Perhaps he thought his wife had spoken her mind. Why hide things now? Maybe the fact that within a day or two he'd have a better roof over his head went some way to softening him. Maybe he simply wanted to talk about a grandson he'd loved.

Whatever the reason, instead of apeing deafness the old man answered. ‘Never a strong boy. From birth, he'd fall in fits and thrash on the ground.' His face went dark. ‘But after your men had—'

‘Not
my
men,' I interrupted firmly. ‘I keep on telling you. I was
sent.
'

He let the matter go. ‘Well, to be fair Pavel was soft in the head all his life.' He peered between the trees, as if to check his wife wasn't there to listen. ‘Maria won't have it, of course, but I believe things might have been easier if he'd been dragged to the train along with all the rest of them.'

‘
All
the rest?'

He gave me a wary look, then shrugged. Again I had the feeling he thought the damage was already done. He might as well tell me the story.

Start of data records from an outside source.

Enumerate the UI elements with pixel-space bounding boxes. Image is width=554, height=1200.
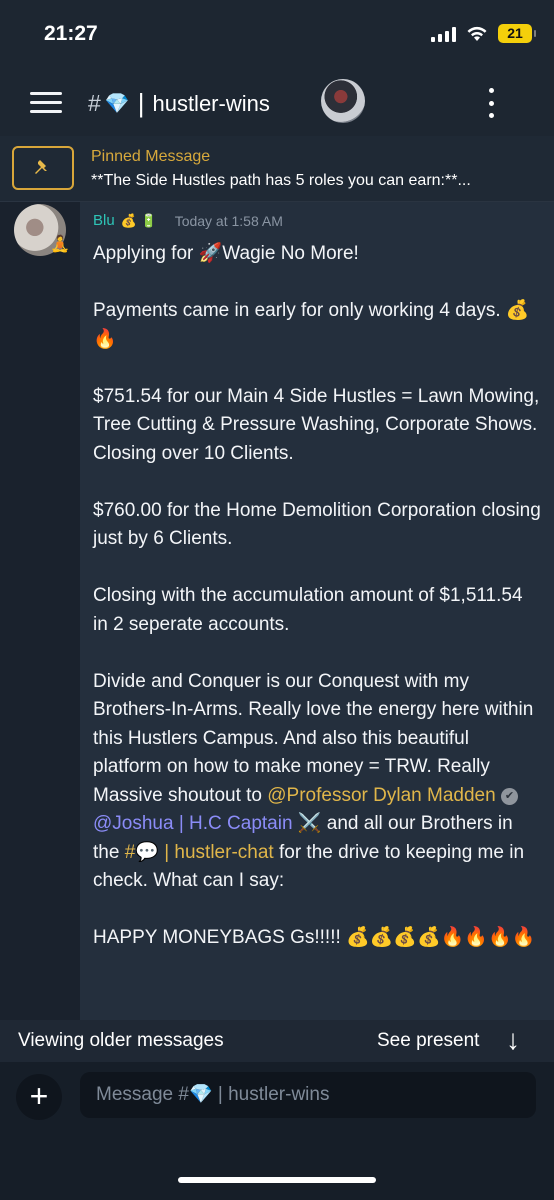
plus-icon[interactable]: +	[16, 1074, 62, 1120]
pinned-preview: **The Side Hustles path has 5 roles you …	[91, 172, 471, 189]
channel-link-hustler-chat[interactable]: #💬 | hustler-chat	[125, 842, 274, 863]
message-header: Blu 💰 🔋 Today at 1:58 AM	[93, 212, 283, 229]
message-paragraph: Divide and Conquer is our Conquest with …	[93, 668, 541, 896]
message-composer: + Message #💎 | hustler-wins	[0, 1062, 554, 1200]
verified-icon: ✔	[500, 787, 518, 805]
clock: 21:27	[44, 22, 98, 45]
older-messages-bar: Viewing older messages See present ↓	[0, 1020, 554, 1062]
home-indicator	[178, 1177, 376, 1183]
username[interactable]: Blu	[93, 212, 115, 229]
title-separator: |	[137, 88, 145, 118]
see-present-button[interactable]: See present	[377, 1030, 479, 1052]
viewing-older-label: Viewing older messages	[18, 1030, 224, 1051]
message-body: Applying for 🚀Wagie No More! Payments ca…	[93, 240, 541, 981]
status-bar: 21:27 21	[0, 0, 554, 70]
message-paragraph: HAPPY MONEYBAGS Gs!!!!! 💰💰💰💰🔥🔥🔥🔥	[93, 927, 536, 948]
message-input[interactable]: Message #💎 | hustler-wins	[80, 1072, 536, 1118]
kebab-icon[interactable]	[486, 88, 496, 118]
battery-icon: 21	[498, 24, 536, 43]
message-paragraph: Applying for 🚀Wagie No More!	[93, 243, 359, 264]
message-bubble[interactable]: Blu 💰 🔋 Today at 1:58 AM Applying for 🚀W…	[80, 202, 554, 1020]
pinned-title: Pinned Message	[91, 148, 211, 165]
avatar-column: 🧘	[0, 202, 80, 1020]
channel-header: # 💎 | hustler-wins	[0, 70, 554, 136]
signal-icon	[431, 26, 456, 42]
mention-joshua[interactable]: @Joshua | H.C Captain	[93, 813, 293, 834]
hamburger-icon[interactable]	[30, 92, 62, 114]
name-emojis: 💰 🔋	[120, 212, 157, 228]
channel-name: hustler-wins	[152, 90, 270, 116]
channel-avatar[interactable]	[321, 79, 365, 123]
message-paragraph: $760.00 for the Home Demolition Corporat…	[93, 499, 541, 550]
chat-area[interactable]: 🧘 Blu 💰 🔋 Today at 1:58 AM Applying for …	[0, 202, 554, 1020]
message-paragraph: Payments came in early for only working …	[93, 300, 530, 350]
status-icons: 21	[431, 24, 536, 43]
swords-icon: ⚔️	[297, 813, 322, 834]
gem-icon: 💎	[104, 93, 130, 115]
timestamp: Today at 1:58 AM	[174, 212, 283, 229]
hash-symbol: #	[88, 90, 101, 116]
channel-title: # 💎 | hustler-wins	[88, 88, 270, 119]
arrow-down-icon[interactable]: ↓	[506, 1024, 520, 1056]
wifi-icon	[467, 26, 487, 41]
role-badge-icon: 🧘	[50, 236, 70, 253]
message-paragraph: Closing with the accumulation amount of …	[93, 585, 523, 635]
pin-icon[interactable]	[12, 146, 74, 190]
mention-professor[interactable]: @Professor Dylan Madden	[267, 785, 495, 806]
pinned-message-bar[interactable]: Pinned Message **The Side Hustles path h…	[0, 136, 554, 202]
message-paragraph: $751.54 for our Main 4 Side Hustles = La…	[93, 385, 540, 464]
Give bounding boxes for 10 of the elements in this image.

‘They took the whole village – all that were left, of course. The men and grown boys had been taken for soldiers more than a year before.' Dropping his end of the birch spar, he stared off between the trees as if he were watching things as they happened. ‘First they herded the women out of the fields and pushed them into trucks. Then the guards seized all the old folk who had come hurrying up to curse and wail at them as they carried off their daughters. They swept up the children still clinging to their grandmothers' skirts.' He spat on the ground. ‘And after that fine work, they went back for those still sitting in the dirt, too young to walk.'

I busied myself pulling the birch trunk along by myself as he trailed after me, passing his sleeve over wet eyes. It was a while before I dared bring him back to his story. ‘But you and Maria . . .?'

‘We'd left already.' He sighed. ‘We're old enough to know one straw's enough to show which way the wind blows. First your fine commissar stole our last cow with that long fancy word of his.' The venom Igor felt had clearly oiled his memory.